An oblong orb of paper hair towers atop a mannequin head like a hot air balloon that’s made an emergency landing. The image bestows a similarly perplexing sense of wonder as contemplating the physics of a hovering dirigible.

The gravity-defying paperscape is one in a series of pithy Marie Antoinette-inspired updos by local duo Amy Flurry and Nikki Salk, aka the Paper-Cut-Project. In the midst of a free-falling economy in 2009, the former fashion writer and local boutique owner (Buckhead’s now-closed Addiction), respectively, formed an artistic partnership to create handmade paper sculptures and installations.

“It was a glum moment, but both of us still needed an outlet for our creativity. So we got together and imagined one that nobody was directing but us,” says Flurry.

Their first job: Design windows for the New York and Atlanta outposts of Jeffrey, the longtime arbiter of high-end women’s fashion in Atlanta. “We had a plan for a window and thought that maybe we could convince someone to go along with,” says Flurry. “Then, we thought: ‘The Jeffrey window.’ They knew both Nikki and I, and on trust and with a little bit of collaborative effort with their visual director, they gave us the windows in New York and in Atlanta.”

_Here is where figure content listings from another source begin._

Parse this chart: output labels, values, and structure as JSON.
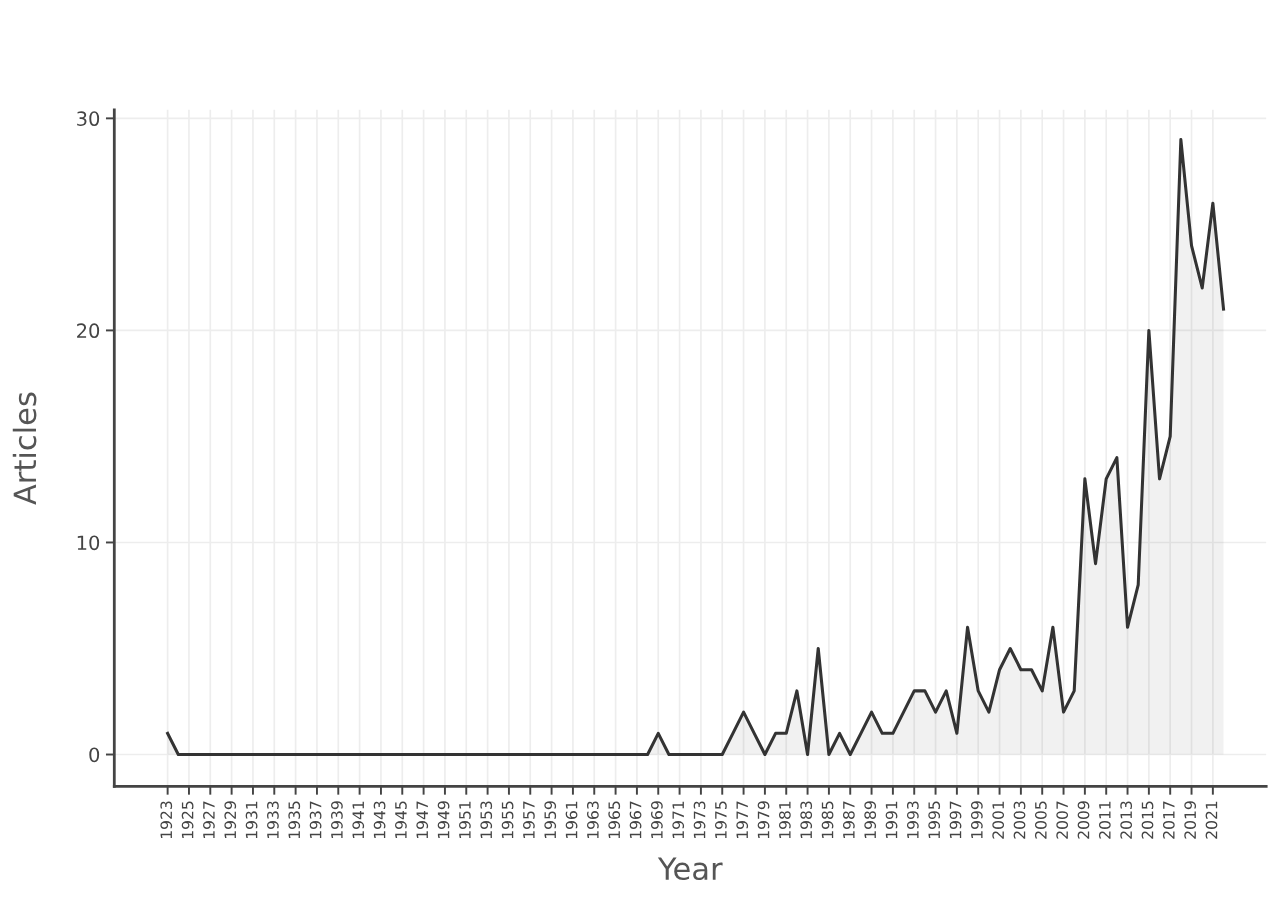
{
  "chart_data": {
    "type": "area",
    "xlabel": "Year",
    "ylabel": "Articles",
    "x": [
      1923,
      1924,
      1925,
      1926,
      1927,
      1928,
      1929,
      1930,
      1931,
      1932,
      1933,
      1934,
      1935,
      1936,
      1937,
      1938,
      1939,
      1940,
      1941,
      1942,
      1943,
      1944,
      1945,
      1946,
      1947,
      1948,
      1949,
      1950,
      1951,
      1952,
      1953,
      1954,
      1955,
      1956,
      1957,
      1958,
      1959,
      1960,
      1961,
      1962,
      1963,
      1964,
      1965,
      1966,
      1967,
      1968,
      1969,
      1970,
      1971,
      1972,
      1973,
      1974,
      1975,
      1976,
      1977,
      1978,
      1979,
      1980,
      1981,
      1982,
      1983,
      1984,
      1985,
      1986,
      1987,
      1988,
      1989,
      1990,
      1991,
      1992,
      1993,
      1994,
      1995,
      1996,
      1997,
      1998,
      1999,
      2000,
      2001,
      2002,
      2003,
      2004,
      2005,
      2006,
      2007,
      2008,
      2009,
      2010,
      2011,
      2012,
      2013,
      2014,
      2015,
      2016,
      2017,
      2018,
      2019,
      2020,
      2021,
      2022
    ],
    "series": [
      {
        "color": "#333333",
        "values": [
          1,
          0,
          0,
          0,
          0,
          0,
          0,
          0,
          0,
          0,
          0,
          0,
          0,
          0,
          0,
          0,
          0,
          0,
          0,
          0,
          0,
          0,
          0,
          0,
          0,
          0,
          0,
          0,
          0,
          0,
          0,
          0,
          0,
          0,
          0,
          0,
          0,
          0,
          0,
          0,
          0,
          0,
          0,
          0,
          0,
          0,
          1,
          0,
          0,
          0,
          0,
          0,
          0,
          1,
          2,
          1,
          0,
          1,
          1,
          3,
          0,
          5,
          0,
          1,
          0,
          1,
          2,
          1,
          1,
          2,
          3,
          3,
          2,
          3,
          1,
          6,
          3,
          2,
          4,
          5,
          4,
          4,
          3,
          6,
          2,
          3,
          13,
          9,
          13,
          14,
          6,
          8,
          20,
          13,
          15,
          29,
          24,
          22,
          26,
          21
        ]
      }
    ],
    "xlim": [
      1918,
      2026
    ],
    "xticks": [
      1923,
      1925,
      1927,
      1929,
      1931,
      1933,
      1935,
      1937,
      1939,
      1941,
      1943,
      1945,
      1947,
      1949,
      1951,
      1953,
      1955,
      1957,
      1959,
      1961,
      1963,
      1965,
      1967,
      1969,
      1971,
      1973,
      1975,
      1977,
      1979,
      1981,
      1983,
      1985,
      1987,
      1989,
      1991,
      1993,
      1995,
      1997,
      1999,
      2001,
      2003,
      2005,
      2007,
      2009,
      2011,
      2013,
      2015,
      2017,
      2019,
      2021
    ],
    "ylim": [
      -1.5,
      30.4
    ],
    "yticks": [
      0,
      10,
      20,
      30
    ],
    "grid": true,
    "marker": "none",
    "line_style": "solid"
  }
}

Since then, Flurry and Salk, a formally trained artist, have cut their way through commissions for some of fashion’s most recognizable and respected names: a mess of Shirley Temple curls springs from a bulbous bouffant for a holiday window display at the Bay; strands of coal black hair whip like licks of flame on the side of the Grim Reaper’s hot rod for a series of wigs for Kate Spade; feathers rise like succulent shoots of aloe from the crown of a paper cockatiel in an exclusive collection of animal masks for Hermès.

Any given Paper-Cut-Project sculpture can be made up of thousands of hand-cut, hand-placed, hand-glued pieces, the final work sometimes taking upward of 80 hours to create. And the duo doesn’t have six months to create seven pieces when Italian Vogue comes knocking. Paper-Cut-Project does it in a month. (The wigs are on view at Jackson Fine Art through Jan. 21.)

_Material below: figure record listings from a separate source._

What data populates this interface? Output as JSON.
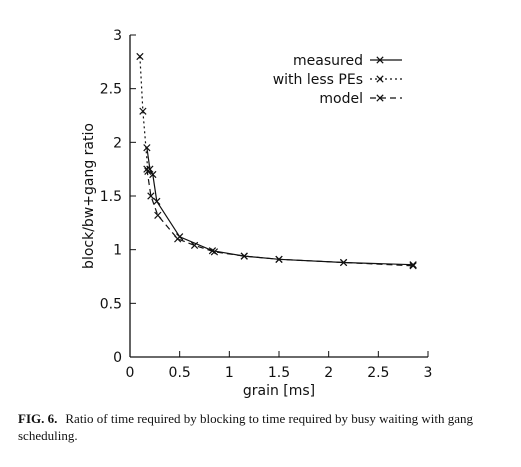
{
  "chart_data": {
    "type": "line",
    "title": "",
    "xlabel": "grain [ms]",
    "ylabel": "block/bw+gang ratio",
    "xlim": [
      0,
      3
    ],
    "ylim": [
      0,
      3
    ],
    "xticks": [
      "0",
      "0.5",
      "1",
      "1.5",
      "2",
      "2.5",
      "3"
    ],
    "yticks": [
      "0",
      "0.5",
      "1",
      "1.5",
      "2",
      "2.5",
      "3"
    ],
    "grid": false,
    "legend_position": "top-right",
    "series": [
      {
        "name": "measured",
        "style": "solid",
        "marker": "x",
        "color": "#111111",
        "x": [
          0.17,
          0.2,
          0.23,
          0.27,
          0.5,
          0.83,
          1.15,
          1.5,
          2.15,
          2.85
        ],
        "y": [
          1.95,
          1.75,
          1.7,
          1.45,
          1.12,
          0.99,
          0.94,
          0.91,
          0.88,
          0.86
        ]
      },
      {
        "name": "with less PEs",
        "style": "dotted",
        "marker": "x",
        "color": "#111111",
        "x": [
          0.1,
          0.13,
          0.18
        ],
        "y": [
          2.8,
          2.29,
          1.73
        ]
      },
      {
        "name": "model",
        "style": "dashed",
        "marker": "x",
        "color": "#111111",
        "x": [
          0.17,
          0.21,
          0.28,
          0.48,
          0.65,
          0.85,
          1.15,
          1.5,
          2.15,
          2.85
        ],
        "y": [
          1.75,
          1.5,
          1.32,
          1.1,
          1.04,
          0.98,
          0.94,
          0.91,
          0.88,
          0.85
        ]
      }
    ]
  },
  "caption": {
    "label": "FIG. 6.",
    "text": "Ratio of time required by blocking to time required by busy waiting with gang scheduling."
  }
}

“For the two of us to work together, it is this very fluid knowing because we’ve done it together from the start. It would be almost impossible to bring somebody else in because it’s a piece-by-piece, cut-by-cut situation,” says Flurry. “People look at these pieces, and they think, ‘You must have had a whole crew of people sitting around cutting this stuff.’ It couldn’t work that way.”

And then Christie’s called.

About a month ago, the elite New York auction house phoned the duo during the last-minute prep for its high-profile sale and exhibit of Elizabeth Taylor’s couture collection last December.

“They had all these exquisite jewels for couture on the mannequins, and they looked goofy without something on the head,” Flurry says.

Flurry and Salk, barely back from her honeymoon, knocked out four pieces in two weeks, including a daisy-adorned ponytail to top Taylor’s lemony chiffon sundress she wore for her first wedding to Richard Burton.

“The lovely thing about Paper-Cut is that we’re not really concerned where it’s going or where it ends up,” Flurry says, “so it ends up in the right home somehow.”

The pair is tight-lipped about plans for the coming year, likely because they’re sticking to the same strategy they’ve had all along: serendipity. But Salk’s eyes widen when she takes a moment to discuss an idea she’s got brewing for a line of paper-molded jewelry.

“The textures, the lines that you can get with paper, and the stacking and layering even though it’s made from metal, you’d know it was made from paper. Not like rings of flatness,” Salk says. “It’d be like hardcore, intense, intricate stuff.”